A planetary and universal conquest alongside a sporting and national victory…in his art Jef Geys weaves different levels together and places them on an equal footing: a newspaper article alongside a photo, an achievement in science alongside one in sports, a famous racing cyclist alongside an ordinary cycling enthusiast. In this exhibition he once again demonstrates his mastery of the contrast of High and Low, making him one of the most influential post-war Belgian artists.
The exhibition has already been successful in seven cities in France, and the accompanying book (‘234’) won the ‘Prix Bob Calle du livre d’artiste 2019’.
Short Biography of Jef Geys
Jef Geys was a Belgian artist born in 1934 in Bourg Leopold, Limburg. He passed away in 2018. He represented Belgium at the 2009 Venice Biennale, took part in major artistic events such as Chambre d’Amis (Ghent, 1986), the Sao Paulo Biennale (1991), and documenta 11 (Kassel, 2002).
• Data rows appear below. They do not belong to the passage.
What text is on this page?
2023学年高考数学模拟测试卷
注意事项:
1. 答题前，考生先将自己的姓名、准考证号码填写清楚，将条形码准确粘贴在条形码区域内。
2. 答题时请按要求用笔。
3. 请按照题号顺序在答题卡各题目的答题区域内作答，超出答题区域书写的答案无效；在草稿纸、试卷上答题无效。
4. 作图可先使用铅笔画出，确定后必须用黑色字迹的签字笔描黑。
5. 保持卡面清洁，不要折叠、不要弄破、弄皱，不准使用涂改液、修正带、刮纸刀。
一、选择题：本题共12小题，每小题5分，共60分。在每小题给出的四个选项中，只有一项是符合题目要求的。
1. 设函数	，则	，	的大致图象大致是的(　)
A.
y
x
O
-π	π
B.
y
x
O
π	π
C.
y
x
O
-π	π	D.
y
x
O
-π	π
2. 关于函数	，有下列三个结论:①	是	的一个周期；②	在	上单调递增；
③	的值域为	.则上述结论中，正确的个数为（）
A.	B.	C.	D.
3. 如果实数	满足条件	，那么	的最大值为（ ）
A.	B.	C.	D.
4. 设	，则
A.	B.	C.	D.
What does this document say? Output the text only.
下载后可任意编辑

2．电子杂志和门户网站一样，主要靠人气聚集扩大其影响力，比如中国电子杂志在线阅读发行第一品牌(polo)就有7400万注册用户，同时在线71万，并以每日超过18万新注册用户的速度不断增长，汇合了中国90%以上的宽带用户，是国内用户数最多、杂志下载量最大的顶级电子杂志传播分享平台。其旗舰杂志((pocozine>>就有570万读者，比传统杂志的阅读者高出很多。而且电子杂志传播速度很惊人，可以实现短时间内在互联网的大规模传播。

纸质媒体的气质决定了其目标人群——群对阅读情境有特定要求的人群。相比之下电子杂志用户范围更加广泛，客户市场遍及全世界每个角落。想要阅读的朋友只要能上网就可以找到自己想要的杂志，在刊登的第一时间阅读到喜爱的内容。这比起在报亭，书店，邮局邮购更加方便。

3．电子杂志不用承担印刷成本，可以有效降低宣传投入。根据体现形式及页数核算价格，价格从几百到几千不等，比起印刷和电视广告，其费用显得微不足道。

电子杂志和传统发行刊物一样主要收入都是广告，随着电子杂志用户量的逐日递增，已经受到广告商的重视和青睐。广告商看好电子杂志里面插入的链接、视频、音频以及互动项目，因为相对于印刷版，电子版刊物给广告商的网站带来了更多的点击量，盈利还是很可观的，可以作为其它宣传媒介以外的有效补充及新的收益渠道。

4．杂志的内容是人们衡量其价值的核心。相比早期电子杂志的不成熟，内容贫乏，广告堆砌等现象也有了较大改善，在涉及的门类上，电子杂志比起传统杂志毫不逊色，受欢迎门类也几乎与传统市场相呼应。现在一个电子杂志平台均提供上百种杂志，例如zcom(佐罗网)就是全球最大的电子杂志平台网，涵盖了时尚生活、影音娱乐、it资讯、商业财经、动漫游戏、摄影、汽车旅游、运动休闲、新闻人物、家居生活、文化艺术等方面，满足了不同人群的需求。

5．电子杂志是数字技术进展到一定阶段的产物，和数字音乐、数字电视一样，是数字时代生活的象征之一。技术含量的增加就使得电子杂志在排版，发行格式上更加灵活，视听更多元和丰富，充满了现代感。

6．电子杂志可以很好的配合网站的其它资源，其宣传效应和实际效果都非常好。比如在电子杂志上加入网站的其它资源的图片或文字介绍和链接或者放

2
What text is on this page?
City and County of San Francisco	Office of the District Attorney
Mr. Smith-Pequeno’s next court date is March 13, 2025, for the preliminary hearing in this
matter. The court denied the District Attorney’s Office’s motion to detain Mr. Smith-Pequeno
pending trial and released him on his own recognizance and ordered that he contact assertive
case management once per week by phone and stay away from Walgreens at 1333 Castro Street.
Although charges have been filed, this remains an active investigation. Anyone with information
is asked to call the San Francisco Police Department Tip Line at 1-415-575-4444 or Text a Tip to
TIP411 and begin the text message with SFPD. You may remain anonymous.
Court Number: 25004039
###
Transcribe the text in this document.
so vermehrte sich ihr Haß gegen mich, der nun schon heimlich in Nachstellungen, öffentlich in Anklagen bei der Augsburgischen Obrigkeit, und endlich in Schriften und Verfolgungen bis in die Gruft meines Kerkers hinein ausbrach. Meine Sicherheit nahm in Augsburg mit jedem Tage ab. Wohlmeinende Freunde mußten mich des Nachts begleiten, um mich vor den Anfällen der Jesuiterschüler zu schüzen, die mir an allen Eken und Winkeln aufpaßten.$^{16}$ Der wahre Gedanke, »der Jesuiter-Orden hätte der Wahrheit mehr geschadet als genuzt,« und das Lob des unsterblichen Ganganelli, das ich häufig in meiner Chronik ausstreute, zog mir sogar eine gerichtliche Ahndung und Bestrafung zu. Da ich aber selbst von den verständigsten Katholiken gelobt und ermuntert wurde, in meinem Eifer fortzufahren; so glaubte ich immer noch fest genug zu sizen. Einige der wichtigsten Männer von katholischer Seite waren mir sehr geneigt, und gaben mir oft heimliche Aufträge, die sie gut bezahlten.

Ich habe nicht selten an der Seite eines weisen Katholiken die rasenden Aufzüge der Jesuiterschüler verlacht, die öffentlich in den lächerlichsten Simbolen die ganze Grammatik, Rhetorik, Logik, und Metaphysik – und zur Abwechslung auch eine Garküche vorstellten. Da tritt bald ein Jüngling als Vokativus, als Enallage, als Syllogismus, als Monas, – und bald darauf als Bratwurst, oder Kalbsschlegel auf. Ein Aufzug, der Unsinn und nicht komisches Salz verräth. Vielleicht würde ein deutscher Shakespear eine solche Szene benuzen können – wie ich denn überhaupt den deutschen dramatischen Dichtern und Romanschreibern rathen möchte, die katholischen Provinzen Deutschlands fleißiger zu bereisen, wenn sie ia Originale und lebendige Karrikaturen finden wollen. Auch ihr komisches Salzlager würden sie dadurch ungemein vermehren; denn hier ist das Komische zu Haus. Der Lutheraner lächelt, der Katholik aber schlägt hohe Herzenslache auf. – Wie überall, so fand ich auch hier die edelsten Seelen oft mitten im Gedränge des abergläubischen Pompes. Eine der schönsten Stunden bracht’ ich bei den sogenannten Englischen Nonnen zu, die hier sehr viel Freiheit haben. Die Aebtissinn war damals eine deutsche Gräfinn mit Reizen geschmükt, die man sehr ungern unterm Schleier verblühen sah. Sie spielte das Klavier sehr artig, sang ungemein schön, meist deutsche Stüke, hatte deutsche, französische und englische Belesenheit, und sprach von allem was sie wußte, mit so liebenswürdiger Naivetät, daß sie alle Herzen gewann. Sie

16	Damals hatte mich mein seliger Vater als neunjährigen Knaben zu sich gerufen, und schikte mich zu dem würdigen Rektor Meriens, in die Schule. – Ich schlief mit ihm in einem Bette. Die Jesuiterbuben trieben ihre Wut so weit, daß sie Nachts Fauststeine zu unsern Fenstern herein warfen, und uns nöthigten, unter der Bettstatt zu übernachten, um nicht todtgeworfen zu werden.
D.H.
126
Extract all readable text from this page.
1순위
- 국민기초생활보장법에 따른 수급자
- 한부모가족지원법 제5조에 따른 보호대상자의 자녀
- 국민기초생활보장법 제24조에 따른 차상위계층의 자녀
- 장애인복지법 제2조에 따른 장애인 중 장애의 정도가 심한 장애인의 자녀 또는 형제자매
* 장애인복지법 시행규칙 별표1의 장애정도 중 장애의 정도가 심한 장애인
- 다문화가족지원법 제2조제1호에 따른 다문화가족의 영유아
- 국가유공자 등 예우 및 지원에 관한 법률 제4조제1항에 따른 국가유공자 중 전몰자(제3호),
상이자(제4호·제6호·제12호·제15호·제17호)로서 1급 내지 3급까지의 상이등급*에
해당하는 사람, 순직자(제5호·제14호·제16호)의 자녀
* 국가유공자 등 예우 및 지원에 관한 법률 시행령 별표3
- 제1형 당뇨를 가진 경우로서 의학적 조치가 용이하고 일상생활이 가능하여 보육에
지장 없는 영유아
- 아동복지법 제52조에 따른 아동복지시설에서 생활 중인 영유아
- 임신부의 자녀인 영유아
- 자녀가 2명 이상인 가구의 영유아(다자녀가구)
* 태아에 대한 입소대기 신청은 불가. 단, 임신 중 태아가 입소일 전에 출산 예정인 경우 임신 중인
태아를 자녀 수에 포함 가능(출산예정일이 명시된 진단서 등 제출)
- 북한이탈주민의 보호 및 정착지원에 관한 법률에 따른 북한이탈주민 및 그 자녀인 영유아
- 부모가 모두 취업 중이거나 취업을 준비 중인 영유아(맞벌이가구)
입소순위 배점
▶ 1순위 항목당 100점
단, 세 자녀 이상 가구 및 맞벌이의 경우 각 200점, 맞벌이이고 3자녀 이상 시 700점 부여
Numerous museums have held solo exhibitions of his work like the Van Abbemuseum (Eindhoven, 2005), the Institut d’Art Contemporain (Villeurbanne, 2007), MOCAD (Detroit, 2010), M HKA (Antwerp, 2011), Culturgest (Lisbon, 2012), the Royal Museums of Fine Arts of Belgium (Brussels, 2012), Cneai (Chatou, 2012, 2014 and 2016), Wiels (Brussels, 2013), and S.M.A.K. (Ghent, 2015).
Jef Geys explored all different kinds of artistic media: drawing, painting, sculpture, text, film, and even archival practice. From the beginning of his career in 1958, photography has always been Jef Geys’s defining medium. This early predilection for photography turned him into a pioneer in the Belgian art world and put his name on a par with those of renowned artists of the international conceptual art scene.